A growing volume of research shows that certain recreational psychedelic drugs, such as MDMA, ketamine, LSD, and psilocybin (magic mushrooms), can help ease depression and rewire the brain for positive thinking. Researchers are still sussing out exactly how, but they suspect that, put simply, “psychedelics help parts of the brain open up that are closed,” says Peter Bongiorno, a naturopathic doctor in New York City who practices, and lectures on, ketamine-assisted treatments.

The latest buzz in drug-assisted therapy came from a November 2020 report in the journal JAMA Psychiatry that found 20- to 30-mg doses of psilocybin, in combination with talk therapy, work better than antidepressants in treating people with clinical depression.

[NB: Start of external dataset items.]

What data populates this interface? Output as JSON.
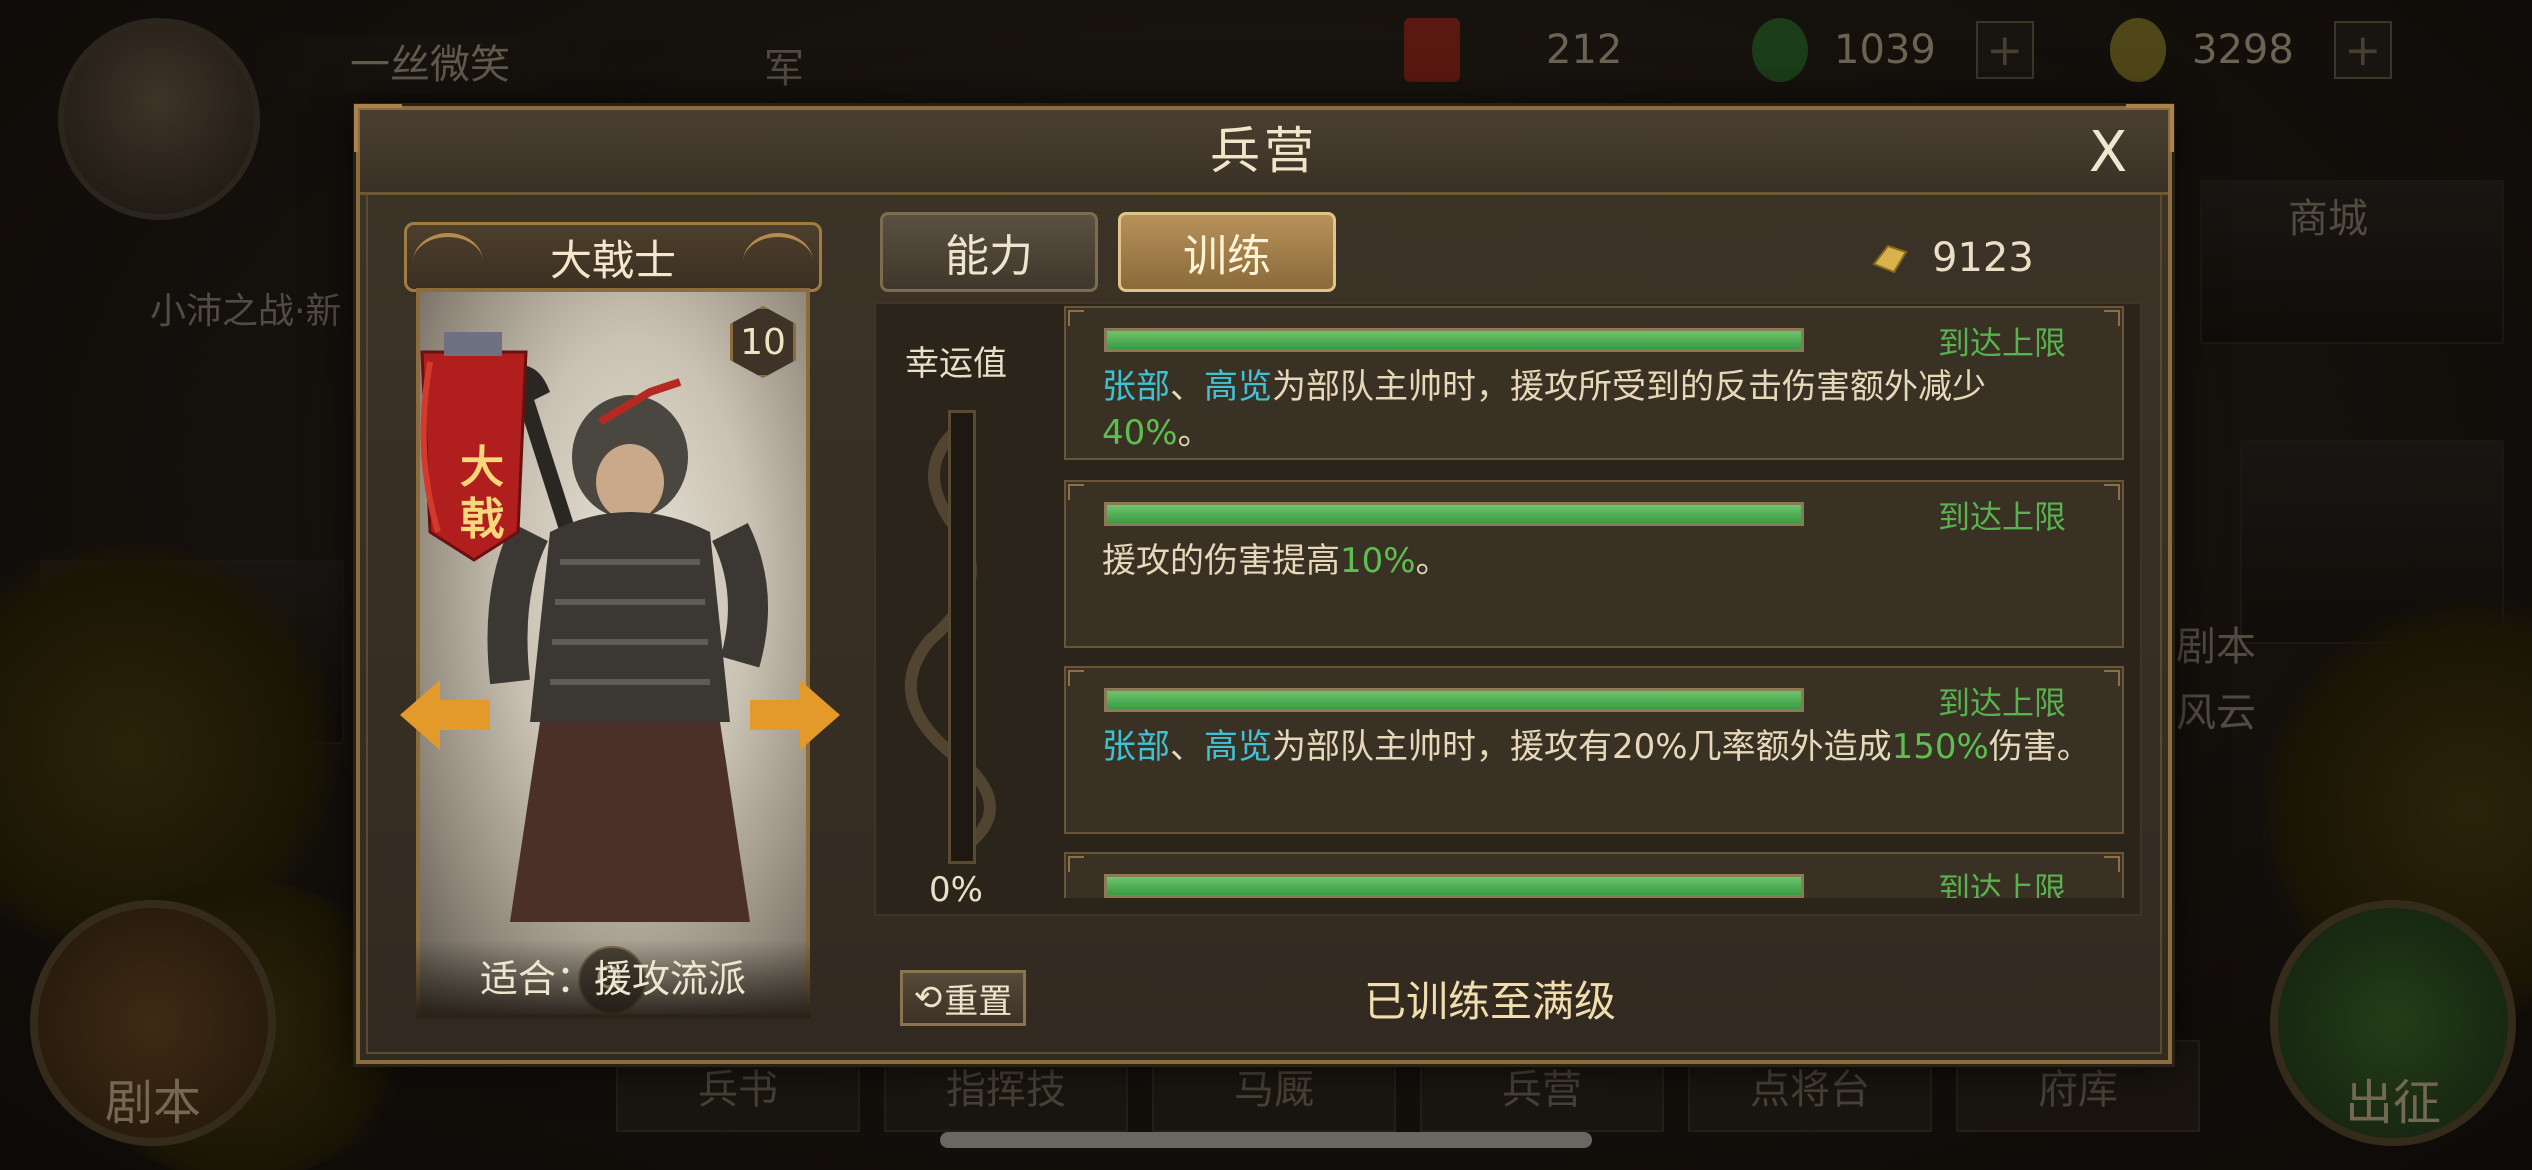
{
  "background": {
    "player_name": "一丝微笑",
    "side_text_1": "军",
    "side_text_2": "小沛之战·新",
    "right_labels": [
      "商城",
      "剧本",
      "风云"
    ],
    "left_round_button": "剧本",
    "right_round_button": "出征",
    "bottom_tabs": [
      "兵书",
      "指挥技",
      "马厩",
      "兵营",
      "点将台",
      "府库"
    ],
    "resources": [
      {
        "icon": "red-token-icon",
        "value": "212"
      },
      {
        "icon": "jade-icon",
        "value": "1039",
        "plus": "+"
      },
      {
        "icon": "gold-ingot-icon",
        "value": "3298",
        "plus": "+"
      }
    ]
  },
  "modal": {
    "title": "兵营",
    "close_label": "X",
    "hero": {
      "name": "大戟士",
      "level": "10",
      "banner_text": [
        "大",
        "戟"
      ],
      "suitable": "适合：援攻流派"
    },
    "tabs": [
      {
        "label": "能力",
        "active": false
      },
      {
        "label": "训练",
        "active": true
      }
    ],
    "gold": "9123",
    "luck": {
      "label": "幸运值",
      "value": "0%",
      "fill_fraction": 0
    },
    "training": [
      {
        "progress_fraction": 1.0,
        "status": "到达上限",
        "desc_parts": [
          {
            "t": "张部",
            "c": "blue"
          },
          {
            "t": "、",
            "c": ""
          },
          {
            "t": "高览",
            "c": "blue"
          },
          {
            "t": "为部队主帅时，援攻所受到的反击伤害额外减少",
            "c": ""
          },
          {
            "t": "40%",
            "c": "green"
          },
          {
            "t": "。",
            "c": ""
          }
        ]
      },
      {
        "progress_fraction": 1.0,
        "status": "到达上限",
        "desc_parts": [
          {
            "t": "援攻的伤害提高",
            "c": ""
          },
          {
            "t": "10%",
            "c": "green"
          },
          {
            "t": "。",
            "c": ""
          }
        ]
      },
      {
        "progress_fraction": 1.0,
        "status": "到达上限",
        "desc_parts": [
          {
            "t": "张部",
            "c": "blue"
          },
          {
            "t": "、",
            "c": ""
          },
          {
            "t": "高览",
            "c": "blue"
          },
          {
            "t": "为部队主帅时，援攻有20%几率额外造成",
            "c": ""
          },
          {
            "t": "150%",
            "c": "green"
          },
          {
            "t": "伤害。",
            "c": ""
          }
        ]
      },
      {
        "progress_fraction": 1.0,
        "status": "到达上限",
        "desc_parts": []
      }
    ],
    "reset_label": "重置",
    "status_text": "已训练至满级"
  },
  "colors": {
    "accent_gold": "#b8915a",
    "highlight_blue": "#3fc1d6",
    "highlight_green": "#5cbf4f",
    "progress_green": "#4fb052"
  }
}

Another 2020 study looked at a compound called 3,4-methylenedioxymethamphetamine (commonly referred to as MDMA) for treating anxiety and depression in people with life-threatening illnesses. Researchers found that patients saw a significant decrease in symptoms and were able to sleep better—even after 12 months. Turns out, MDMA increases dopamine, norepinephrine, and serotonin, helping to quickly boost mood.

Meanwhile, ketamine, a derivative of phencyclidine (PCP) that was once used as an anesthetic, may have a reputation as a party drug, but recent research shows it’s actually classified as a rapid-acting antidepressant (dramatic results occur in less than a day), though how it works remains a bit of a mystery. One theory is that it causes connections between brain cells to regrow, ultimately creating new neural pathways for positive thinking.

More research is needed, but the potential of psychedelics in psychotherapy has counseling and neuroscience professionals eager for legalization and broader access. If you’re curious about trying them, don’t do it without medical guidance. Talk to your mental health practitioner about what is legal and available in your state.